A técnica existe desde o século VIII, quando era utilizada na China para a representação de budistas em livros xilográficos. No Brasil, chegou com a família Real e a imprensa Régia, em 1808. Uma característica interessante é que, somente no nordeste brasileiro, o xilo deixou as “redações” e ganhou o popular, adquirindo identidade própria em folhetos de cordel.

Poesia popular



Popularizado no Brasil por volta do século XVIII, o Cordel ficou conhecido como uma espécie de poesia popular. Ao narrar histórias com elementos do folclore típico da região, sua linguagem simples caiu na graça do povo. Os autores eram chamados de “poetas de bancada” ou “poetas de gabinete”. Depois, foram nomeados de repentistas. Os repentistas se assemelham aos antigos trovadores medievais, comuns em Portugal, contando histórias em músicas e com rima. Costumavam fazer isso pelas ruas das cidades, propagando os poemas cantados.
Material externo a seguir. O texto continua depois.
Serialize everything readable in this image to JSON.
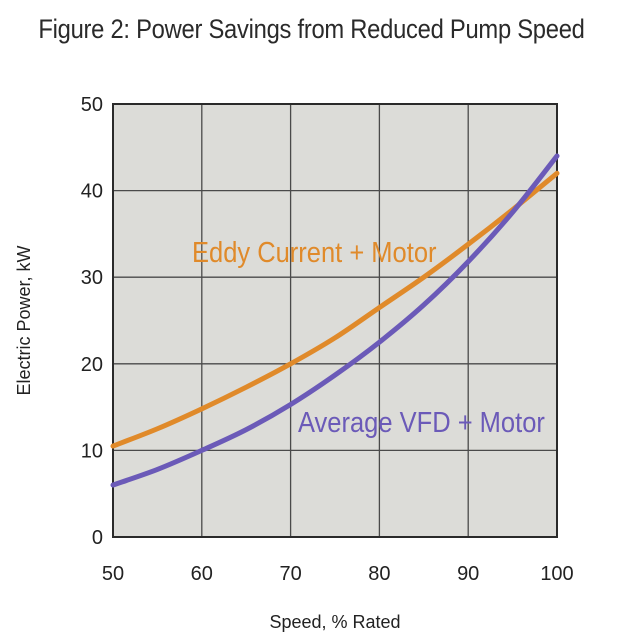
{
  "chart_data": {
    "type": "line",
    "title": "Figure 2:  Power Savings from Reduced Pump Speed",
    "xlabel": "Speed, % Rated",
    "ylabel": "Electric Power,  kW",
    "xlim": [
      50,
      100
    ],
    "ylim": [
      0,
      50
    ],
    "xticks": [
      50,
      60,
      70,
      80,
      90,
      100
    ],
    "yticks": [
      0,
      10,
      20,
      30,
      40,
      50
    ],
    "grid": true,
    "legend": "inline labels",
    "series": [
      {
        "name": "Eddy Current + Motor",
        "color": "#e08a2a",
        "x": [
          50,
          55,
          60,
          65,
          70,
          75,
          80,
          85,
          90,
          95,
          100
        ],
        "y": [
          10.5,
          12.5,
          14.8,
          17.3,
          20,
          23,
          26.5,
          30,
          33.8,
          37.8,
          42
        ]
      },
      {
        "name": "Average VFD + Motor",
        "color": "#6b5ab8",
        "x": [
          50,
          55,
          60,
          65,
          70,
          75,
          80,
          85,
          90,
          95,
          100
        ],
        "y": [
          6,
          7.8,
          10,
          12.4,
          15.3,
          18.7,
          22.5,
          26.8,
          31.8,
          37.5,
          44
        ]
      }
    ]
  },
  "colors": {
    "plot_background": "#dcdcd8",
    "grid": "#4a4a4a"
  }
}
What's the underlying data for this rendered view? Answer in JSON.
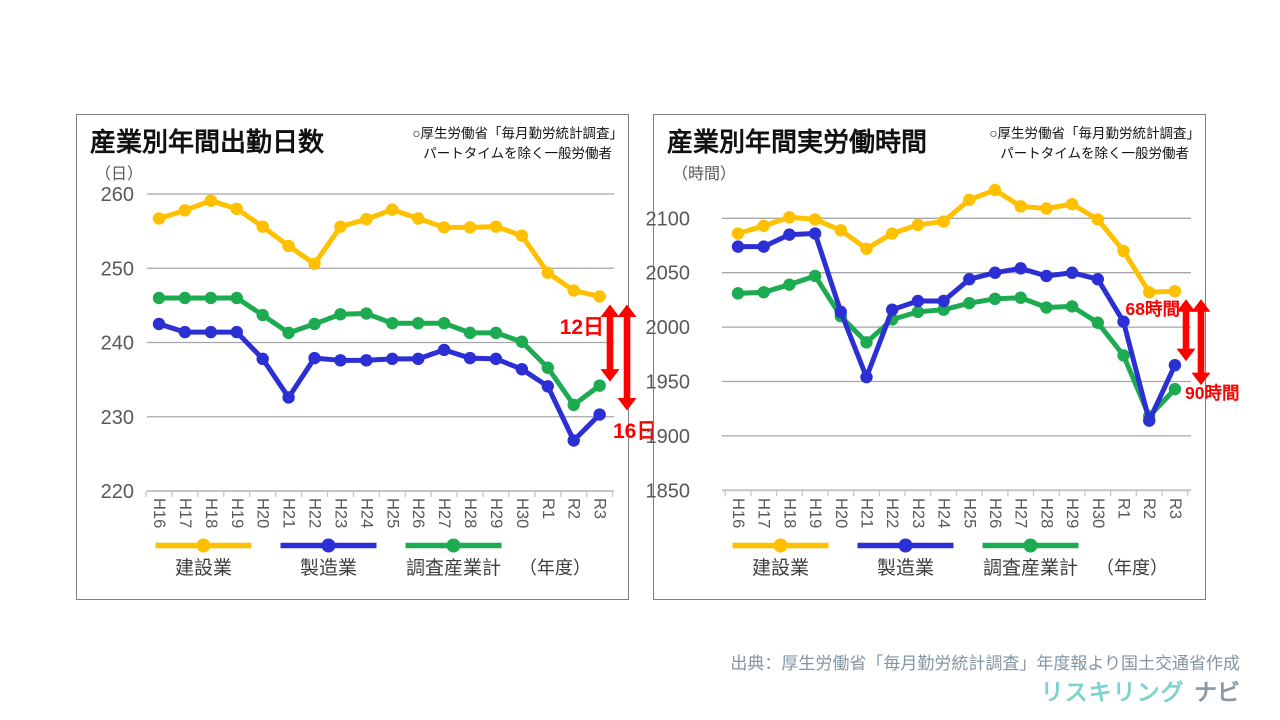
{
  "panels": [
    {
      "title": "産業別年間出勤日数",
      "note_line1": "○厚生労働省「毎月勤労統計調査」",
      "note_line2": "パートタイムを除く一般労働者",
      "unit_label": "（日）",
      "year_label": "（年度）",
      "annotations": [
        {
          "label": "12日",
          "top_series": 0,
          "bottom_series": 2
        },
        {
          "label": "16日",
          "top_series": 0,
          "bottom_series": 1
        }
      ]
    },
    {
      "title": "産業別年間実労働時間",
      "note_line1": "○厚生労働省「毎月勤労統計調査」",
      "note_line2": "パートタイムを除く一般労働者",
      "unit_label": "（時間）",
      "year_label": "（年度）",
      "annotations": [
        {
          "label": "68時間",
          "top_series": 0,
          "bottom_series": 1
        },
        {
          "label": "90時間",
          "top_series": 0,
          "bottom_series": 2
        }
      ]
    }
  ],
  "chart_data": [
    {
      "type": "line",
      "title": "産業別年間出勤日数",
      "ylabel": "日",
      "xlabel": "年度",
      "categories": [
        "H16",
        "H17",
        "H18",
        "H19",
        "H20",
        "H21",
        "H22",
        "H23",
        "H24",
        "H25",
        "H26",
        "H27",
        "H28",
        "H29",
        "H30",
        "R1",
        "R2",
        "R3"
      ],
      "series": [
        {
          "name": "建設業",
          "color": "#FFC000",
          "values": [
            256.7,
            257.8,
            259.1,
            258.0,
            255.6,
            253.0,
            250.6,
            255.6,
            256.6,
            257.9,
            256.7,
            255.5,
            255.5,
            255.6,
            254.4,
            249.4,
            247.0,
            246.2
          ]
        },
        {
          "name": "製造業",
          "color": "#2B2FD4",
          "values": [
            242.5,
            241.4,
            241.4,
            241.4,
            237.8,
            232.6,
            237.9,
            237.6,
            237.6,
            237.8,
            237.8,
            239.0,
            237.9,
            237.8,
            236.4,
            234.1,
            226.8,
            230.3
          ]
        },
        {
          "name": "調査産業計",
          "color": "#1CAB50",
          "values": [
            246.0,
            246.0,
            246.0,
            246.0,
            243.7,
            241.3,
            242.5,
            243.8,
            243.9,
            242.6,
            242.6,
            242.6,
            241.3,
            241.3,
            240.1,
            236.6,
            231.6,
            234.2
          ]
        }
      ],
      "ylim": [
        220,
        262
      ],
      "yticks": [
        260,
        250,
        240,
        230,
        220
      ],
      "grid": true,
      "legend_position": "bottom"
    },
    {
      "type": "line",
      "title": "産業別年間実労働時間",
      "ylabel": "時間",
      "xlabel": "年度",
      "categories": [
        "H16",
        "H17",
        "H18",
        "H19",
        "H20",
        "H21",
        "H22",
        "H23",
        "H24",
        "H25",
        "H26",
        "H27",
        "H28",
        "H29",
        "H30",
        "R1",
        "R2",
        "R3"
      ],
      "series": [
        {
          "name": "建設業",
          "color": "#FFC000",
          "values": [
            2086,
            2093,
            2101,
            2099,
            2089,
            2072,
            2086,
            2094,
            2097,
            2117,
            2126,
            2111,
            2109,
            2113,
            2099,
            2070,
            2032,
            2033
          ]
        },
        {
          "name": "製造業",
          "color": "#2B2FD4",
          "values": [
            2074,
            2074,
            2085,
            2086,
            2014,
            1954,
            2016,
            2024,
            2024,
            2044,
            2050,
            2054,
            2047,
            2050,
            2044,
            2005,
            1914,
            1965
          ]
        },
        {
          "name": "調査産業計",
          "color": "#1CAB50",
          "values": [
            2031,
            2032,
            2039,
            2047,
            2010,
            1986,
            2007,
            2014,
            2016,
            2022,
            2026,
            2027,
            2018,
            2019,
            2004,
            1974,
            1918,
            1943
          ]
        }
      ],
      "ylim": [
        1850,
        2140
      ],
      "yticks": [
        2100,
        2050,
        2000,
        1950,
        1900,
        1850
      ],
      "grid": true,
      "legend_position": "bottom"
    }
  ],
  "colors": {
    "construction": "#FFC000",
    "manufacturing": "#2B2FD4",
    "all_industries": "#1CAB50",
    "annotation_red": "#FF0000",
    "gridline": "#A6A6A6",
    "axis_line": "#C6C6C6",
    "tick_label": "#595959",
    "legend_text": "#3F3F3F"
  },
  "footer": {
    "source": "出典：厚生労働省「毎月勤労統計調査」年度報より国土交通省作成",
    "logo_main": "リスキリング",
    "logo_sub": "ナビ"
  }
}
No período conhecido como Renascença, foi possível a distribuição dos textos em papel. As impressões eram feitas em pequenos cadernos e, posteriormente, penduradas em cordas. Daí, a origem do nome. Um dos maiores nomes do cordel brasileiro é o repentista Leandro Gomes de Barros (1865-1918), considerado o “pai” desse gênero literário. Primeiro brasileiro a produzir cordéis, gravou aproximadamente 1 mil, durante a vida. Foi imortalizado através da obra do saudoso acadêmico Ariano Suassuna. Quem assistiu “O Auto da Compadecida” lembra da cena em que João Grilo e Chicó convencem o padre João a enterrar uma cadelinha, em latim, oferecendo-lhe dez contos de réis. A história original dessa cena está num fragmento do cordel “O Dinheiro – O Testamento do Cachorro.”

Entre os mais recentes cordelistas é preciso citar nomes como José Alves Sobrinho, Homero do Rego Barros, Patativa do Assaré (Antônio Gonçalves da Silva), Téo Azevedo. Zé Melancia, Zé Vicente, José Pacheco da Rosa, Gonçalo Ferreira da Silva, Chico Traíra, João de Cristo Rei e Ignácio da Catingueira. Merece destaque também José Francisco Borges, cordelista há mais de 50 anos. O pernambucano é um dos xilogravistas mais famosos do país e ficou conhecido nacionalmente pela vinheta de abertura da novela “Cordel Encantado”, da Rede Globo.

Arte genuína, simples e carregada de importância para a cultura nacional, o Cordel é representado, há quase 50 anos, por uma Academia Brasileira de Literatura de Cordel*. Somente em 2018, foi reconhecido como Patrimônio Cultural Imaterial Brasileiro. Por muito tempo, esse gênero sofreu preconceitos. Com o comprometimento de intelectuais, artistas e acadêmicos, no entanto, podemos identificar uma mudança nesse cenário. A Literatura de Cordel tem ocupado mais espaço também na mídia. O cearense Bráulio Bessa, por exemplo, recentemente alcançou notoriedade com o quadro chamado Poesia com Rapadura, no programa Encontro com Fátima Bernardes, na TV Globo. Toda semana, citava poesias escritas por ele com temas atuais e aleatórios, impressionando o público pela emoção nas palavras.